Making one small change towards a healthier lifestyle, like adding oats to a balanced diet, can make a big difference in reducing your risk for type 2 diabetes. We checked in with Registered Dietitian, Jane Dummer for her healthy lifestyle advice.

Q1: What is type 2 diabetes?

Type 2 diabetes occurs when the body can’t properly use the insulin that is released (called insulin insensitivity) or does not make enough insulin. As a result, sugar builds up in the blood instead of being used as energy. Type 2 diabetes more often develops in adults, but children can be affected.

Depending on the severity of type 2 diabetes, it may be managed through meal planning, and physical activity or may also require medications and/or insulin to control blood sugar more effectively.

Q2: How can we reduce the risk of type 2 diabetes?

Often your best defense for preventing type 2 diabetes is to make lifestyle changes that work for you long term. Follow a healthy dietary pattern with foods high in fibre. Maintain a healthy weight. When weight is reduced to a healthy range, there usually is a significant improvement in blood sugar levels. I recommend weighing yourself once a month to confirm you’re maintaining a healthy weight for your height. Use the BMI as a general guideline. Keep in mind, excess abdominal fat are risk factors for both type 2 diabetes and heart disease.

Stay active by aiming for 30 minutes of physical activity at least five times per week. Develop a routine to manage stress. And get seven hours of restful sleep each night.   

Q3: Why eat oats?

Research suggests a structured lifestyle with a healthy eating plan, along with maintaining a healthy weight can reduce the risk and progression of type 2 diabetes. Rogers Foods Oats and Oat Blends are low glycemic index (GI) foods with the soluble fibre beta-glucans. These yummy oats and oat blends are slower to digest and don’t raise blood sugar quickly so it works well at maintaining glycemic control (blood sugar levels) over a longer time period. The fibre beta-glucans helps you feel full longer; in turn you won’t be tempted to overeat.

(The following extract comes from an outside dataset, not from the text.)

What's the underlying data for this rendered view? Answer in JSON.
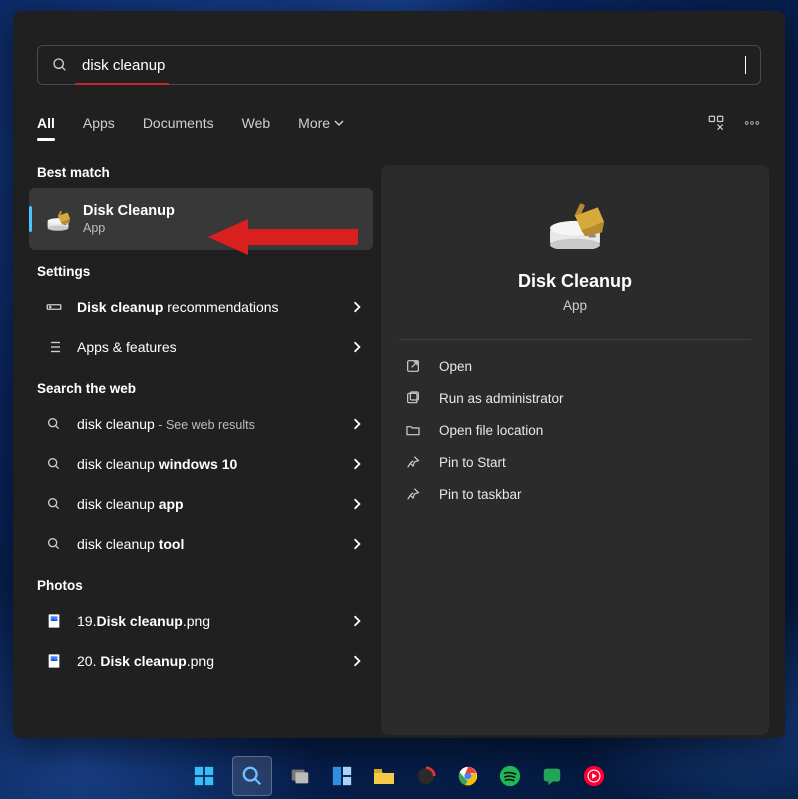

Therefore, eating oats on a daily basis as part of a healthy lifestyle can promote stable blood sugar levels and may assist in the prevention of type 2 diabetes. I suggest enjoying oat based recipes to your meals at least five times per week.

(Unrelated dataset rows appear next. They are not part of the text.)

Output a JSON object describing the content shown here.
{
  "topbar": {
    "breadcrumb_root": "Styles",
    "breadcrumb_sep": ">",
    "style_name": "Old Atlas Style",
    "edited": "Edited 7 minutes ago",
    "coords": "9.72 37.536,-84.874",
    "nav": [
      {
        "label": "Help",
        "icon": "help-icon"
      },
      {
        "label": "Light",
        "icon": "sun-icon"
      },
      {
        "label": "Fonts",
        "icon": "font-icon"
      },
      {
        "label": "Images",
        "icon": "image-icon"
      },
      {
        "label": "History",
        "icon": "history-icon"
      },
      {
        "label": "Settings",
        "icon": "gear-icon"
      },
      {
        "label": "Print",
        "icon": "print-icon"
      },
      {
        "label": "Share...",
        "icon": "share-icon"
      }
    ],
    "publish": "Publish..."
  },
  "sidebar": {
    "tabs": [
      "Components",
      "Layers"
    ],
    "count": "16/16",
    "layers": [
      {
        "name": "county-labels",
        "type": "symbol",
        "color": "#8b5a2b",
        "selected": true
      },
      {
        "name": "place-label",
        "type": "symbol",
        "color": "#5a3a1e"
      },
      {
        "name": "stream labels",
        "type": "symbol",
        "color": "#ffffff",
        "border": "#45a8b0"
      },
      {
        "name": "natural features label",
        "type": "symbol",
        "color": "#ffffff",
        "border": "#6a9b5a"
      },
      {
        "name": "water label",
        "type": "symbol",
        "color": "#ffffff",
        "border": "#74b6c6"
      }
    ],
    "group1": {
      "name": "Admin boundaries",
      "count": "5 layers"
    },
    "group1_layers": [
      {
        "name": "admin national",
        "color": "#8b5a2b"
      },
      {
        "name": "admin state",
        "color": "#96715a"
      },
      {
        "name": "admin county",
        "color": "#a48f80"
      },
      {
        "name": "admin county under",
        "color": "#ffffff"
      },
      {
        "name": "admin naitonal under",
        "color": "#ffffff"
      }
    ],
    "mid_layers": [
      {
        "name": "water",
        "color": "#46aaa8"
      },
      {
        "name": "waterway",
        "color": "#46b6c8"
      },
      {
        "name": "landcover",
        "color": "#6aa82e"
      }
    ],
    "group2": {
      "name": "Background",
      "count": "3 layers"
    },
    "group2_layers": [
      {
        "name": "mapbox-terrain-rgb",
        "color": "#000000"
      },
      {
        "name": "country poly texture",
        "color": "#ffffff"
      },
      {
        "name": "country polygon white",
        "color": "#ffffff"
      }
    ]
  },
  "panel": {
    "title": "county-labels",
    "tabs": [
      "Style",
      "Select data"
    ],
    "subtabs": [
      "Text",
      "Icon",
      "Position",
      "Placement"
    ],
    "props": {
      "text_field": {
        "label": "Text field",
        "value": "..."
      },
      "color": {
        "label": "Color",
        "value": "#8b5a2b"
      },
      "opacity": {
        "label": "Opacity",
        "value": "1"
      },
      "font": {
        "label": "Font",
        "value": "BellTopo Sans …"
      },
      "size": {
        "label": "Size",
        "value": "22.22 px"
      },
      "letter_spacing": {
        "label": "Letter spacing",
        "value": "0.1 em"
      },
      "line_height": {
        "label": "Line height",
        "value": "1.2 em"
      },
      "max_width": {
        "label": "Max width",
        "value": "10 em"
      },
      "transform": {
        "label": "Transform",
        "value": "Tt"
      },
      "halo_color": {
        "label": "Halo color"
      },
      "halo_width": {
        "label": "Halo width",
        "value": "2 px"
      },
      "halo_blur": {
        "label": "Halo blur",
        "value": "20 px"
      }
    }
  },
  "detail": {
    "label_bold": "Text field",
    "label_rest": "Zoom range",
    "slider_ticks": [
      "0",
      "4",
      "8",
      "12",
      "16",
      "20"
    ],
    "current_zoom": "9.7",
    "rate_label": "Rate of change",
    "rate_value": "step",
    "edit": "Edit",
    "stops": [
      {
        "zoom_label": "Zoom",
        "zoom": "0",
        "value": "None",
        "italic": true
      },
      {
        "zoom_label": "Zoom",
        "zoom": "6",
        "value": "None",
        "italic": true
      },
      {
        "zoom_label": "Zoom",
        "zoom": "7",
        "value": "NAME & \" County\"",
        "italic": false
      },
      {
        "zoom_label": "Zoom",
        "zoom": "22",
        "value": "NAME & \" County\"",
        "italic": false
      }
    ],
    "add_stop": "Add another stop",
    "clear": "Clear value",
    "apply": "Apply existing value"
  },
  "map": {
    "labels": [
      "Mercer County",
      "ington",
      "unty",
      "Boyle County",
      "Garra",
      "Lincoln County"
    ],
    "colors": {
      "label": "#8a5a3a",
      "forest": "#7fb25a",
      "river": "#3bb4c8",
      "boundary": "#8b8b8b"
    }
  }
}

Q4: How much fibre is optimum?

Following a nutritious, well balanced dietary plan with high fibre foods like oats, fruits, vegetables, seeds, and nuts can assist in maintaining a healthy weight. The Institute of Medicine’s Dietary Reference Intakes (DRIs) identify 38 grams of fibre per day for men and 25 grams for women. When adding fibre, start slow and drink more fluids as you increase your intake.

If you’re at risk for type 2 diabetes it’s important to consult with your dietitian or health professional to determine a personalized dietary plan with the ideal amount of fibre that’s just right for you.